Andersen Corp. and Ubiquitous Energy have agreed to jointly develop energy-generating door and window products that will “revolutionize solar generation for residential and light commercial buildings,” according to an Andersen news release.

The products will leverage Ubiquitous Energy’s UE Power technology, which, according to the company, is the only patented and visibly transparent photovoltaic glass coating that harnesses solar power to generate electricity.
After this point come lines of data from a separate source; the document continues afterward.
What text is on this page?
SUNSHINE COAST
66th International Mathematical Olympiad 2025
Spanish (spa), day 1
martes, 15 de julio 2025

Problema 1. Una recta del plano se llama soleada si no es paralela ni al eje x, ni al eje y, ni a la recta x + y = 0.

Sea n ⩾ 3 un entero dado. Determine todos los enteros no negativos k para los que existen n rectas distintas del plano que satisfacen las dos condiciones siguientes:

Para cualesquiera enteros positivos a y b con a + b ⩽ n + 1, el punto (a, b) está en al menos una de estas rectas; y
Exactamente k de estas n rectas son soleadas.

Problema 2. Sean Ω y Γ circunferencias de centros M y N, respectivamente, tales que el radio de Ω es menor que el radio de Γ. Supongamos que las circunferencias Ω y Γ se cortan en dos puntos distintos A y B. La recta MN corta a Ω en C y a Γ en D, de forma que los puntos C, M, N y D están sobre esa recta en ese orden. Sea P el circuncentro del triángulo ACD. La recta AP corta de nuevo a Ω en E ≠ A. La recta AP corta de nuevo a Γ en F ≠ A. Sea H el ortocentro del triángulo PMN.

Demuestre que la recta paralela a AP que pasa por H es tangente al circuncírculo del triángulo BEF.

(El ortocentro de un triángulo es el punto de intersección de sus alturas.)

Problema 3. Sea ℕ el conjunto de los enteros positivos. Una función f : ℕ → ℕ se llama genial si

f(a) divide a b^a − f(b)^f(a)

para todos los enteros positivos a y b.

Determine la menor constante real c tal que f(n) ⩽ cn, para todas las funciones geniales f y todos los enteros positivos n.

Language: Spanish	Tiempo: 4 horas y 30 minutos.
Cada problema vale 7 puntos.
The products the companies will develop are
intended to bring renewable energy generation to windows and doors alongside a “clear, natural experience that is similar to what is expected from traditional windows and doors.”

“By combining Andersen’s expertise in crafting innovative window and door products that deliver quality, design aesthetic and energy efficiency with the unique properties of UE Power technology, our vision is to develop products that go beyond energy efficiency to energy generation,” says Brandon Berg, senior vice president, research, development and innovation at Andersen.

Andersen invested in Ubiquitous Energy’s Series B financing in 2021. Its most recent investment represents the company’s focus on advancing the industry with “disruptive technology solutions.” The end goal is to elevate the industry and contribute to a healthier environment.

Researchers Develop Colorful Solar Lites for Energy Efficiency

Researchers have created solar lites that include colorful hues that produce energy nearly as efficiently as traditional solar lites. Adorning a façade with different hues is an advancement in photovoltaic technologies, say researchers reporting in American Chemical Society (ACS) Nano, a monthly, peer-reviewed, scientific journal. That’s because solar lites are black typically. Their job is to absorb light and black is naturally a more absorbent color.

Researchers state that they developed a way to give solar lites color using a structural material that is easy and inexpensive to apply.

The study, titled High-Efficiency, Mass-Producible, and Colored Solar Photovoltaics Enabled by Self-Assembled Photonic Glass, describes how the researchers applied the color to the lites. The process began by spraying a thin layer of photonic glass on the surface of the solar lites.

The photonic glass is made of a thin, disorderly layer of dielectric microscopic zinc sulfide spheres that allow selective colors to reflect on the spheres as light passes through. This allowed researchers the ability to create blue, green and purple solar lites while only dropping the efficiency of energy generation from 22.6% to 21.5%.

The team found that the color and performance of these solar lites were maintained during standard durability tests. Thanks to the success of the study, the researchers aim to find more ways to make colors saturated to achieve more range of colors.